Tiglax checks on bird recovery on Avatanak Island


Monday, June 11 2007
Unalaska, AK – The U.S. Fish and Wildlife Service research vessel Tiglax is on its way to Avatanak Island, where researchers will gauge whether the agency's fox-eradication project there is having its intended effect.
Biologists onboard the Tiglax, which stopped in Dutch Harbor today, will be taking the first bird survey of Avatanak since the fox eradication.
Foxes are not native to most of the Aleutians, and have had a devastating impact on local bird populations since they were first introduced by Russian colonists in the 19th Century. The USFWS and the Qawalangin Tribe of Unalaska spent 2003 and 2004 trapping and shooting the foxes on Avatanak.
"It's a tough business," said Vernon Byrd, a biologist with the agency's Alaska Maritime National Wildlife Refuge, which includes the Aleutians. "But since [the foxes] are introduced, it's part of our mandate to restore natural biodiversity."
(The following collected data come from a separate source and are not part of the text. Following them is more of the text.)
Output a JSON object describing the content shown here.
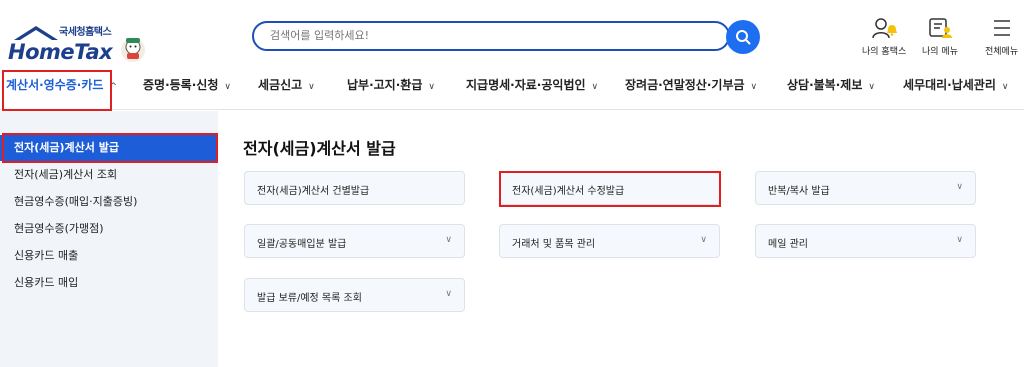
{
  "logo": {
    "sub": "국세청홈택스",
    "main": "HomeTax"
  },
  "search": {
    "placeholder": "검색어를 입력하세요!"
  },
  "util": [
    {
      "label": "나의 홈택스",
      "icon": "user-bell-icon"
    },
    {
      "label": "나의 메뉴",
      "icon": "my-menu-icon"
    },
    {
      "label": "전체메뉴",
      "icon": "hamburger-icon"
    }
  ],
  "gnb": [
    {
      "label": "계산서·영수증·카드",
      "chevron": "^"
    },
    {
      "label": "증명·등록·신청",
      "chevron": "v"
    },
    {
      "label": "세금신고",
      "chevron": "v"
    },
    {
      "label": "납부·고지·환급",
      "chevron": "v"
    },
    {
      "label": "지급명세·자료·공익법인",
      "chevron": "v"
    },
    {
      "label": "장려금·연말정산·기부금",
      "chevron": "v"
    },
    {
      "label": "상담·불복·제보",
      "chevron": "v"
    },
    {
      "label": "세무대리·납세관리",
      "chevron": "v"
    }
  ],
  "sidebar": [
    {
      "label": "전자(세금)계산서 발급"
    },
    {
      "label": "전자(세금)계산서 조회"
    },
    {
      "label": "현금영수증(매입·지출증빙)"
    },
    {
      "label": "현금영수증(가맹점)"
    },
    {
      "label": "신용카드 매출"
    },
    {
      "label": "신용카드 매입"
    }
  ],
  "main": {
    "title": "전자(세금)계산서 발급",
    "cards": [
      {
        "label": "전자(세금)계산서 건별발급",
        "chevron": ""
      },
      {
        "label": "전자(세금)계산서 수정발급",
        "chevron": ""
      },
      {
        "label": "반복/복사 발급",
        "chevron": "v"
      },
      {
        "label": "일괄/공동매입분 발급",
        "chevron": "v"
      },
      {
        "label": "거래처 및 품목 관리",
        "chevron": "v"
      },
      {
        "label": "메일 관리",
        "chevron": "v"
      },
      {
        "label": "발급 보류/예정 목록 조회",
        "chevron": "v"
      }
    ]
  },
  "colors": {
    "brand": "#1d3f8c",
    "accent": "#1d5ed8",
    "highlight": "#e02020",
    "sidebar_bg": "#f1f5fa"
  }
}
The USFWS had a very different view of foxes when it took over management of the Aleutians in 1913. At the time, leasing the islands for fox ranching was one of the agency's priorities in the area. The first three decades of the 20th Century were boom years for fox ranching in the Aleutians, but they also caused a crash in the populations of many birds that nest in the Aleutians.
"The one that was hit the hardest was the Aleutian [Canada] goose," Byrd said. "I doubt the geese lasted more than 10 years after a fox was introduced on an island."
The Aleutian Canada goose is now one of the USFWS's biggest success stories in Alaska, bouncing back from near-extinction after a low point when its habitat was reduced to just two fox-free islands in the chain.
Federal managers in the Aleutians will soon be turning their attention from foxes to another invasive species, Norway rats. A Fish and Wildlife Service rat extermination campaign will begin next year, fittingly, on Rat Island, in the western Aleutians. Rat Island earned the name when the rodents scurried off of a shipwrecked Japanese whaling vessel there in 1780.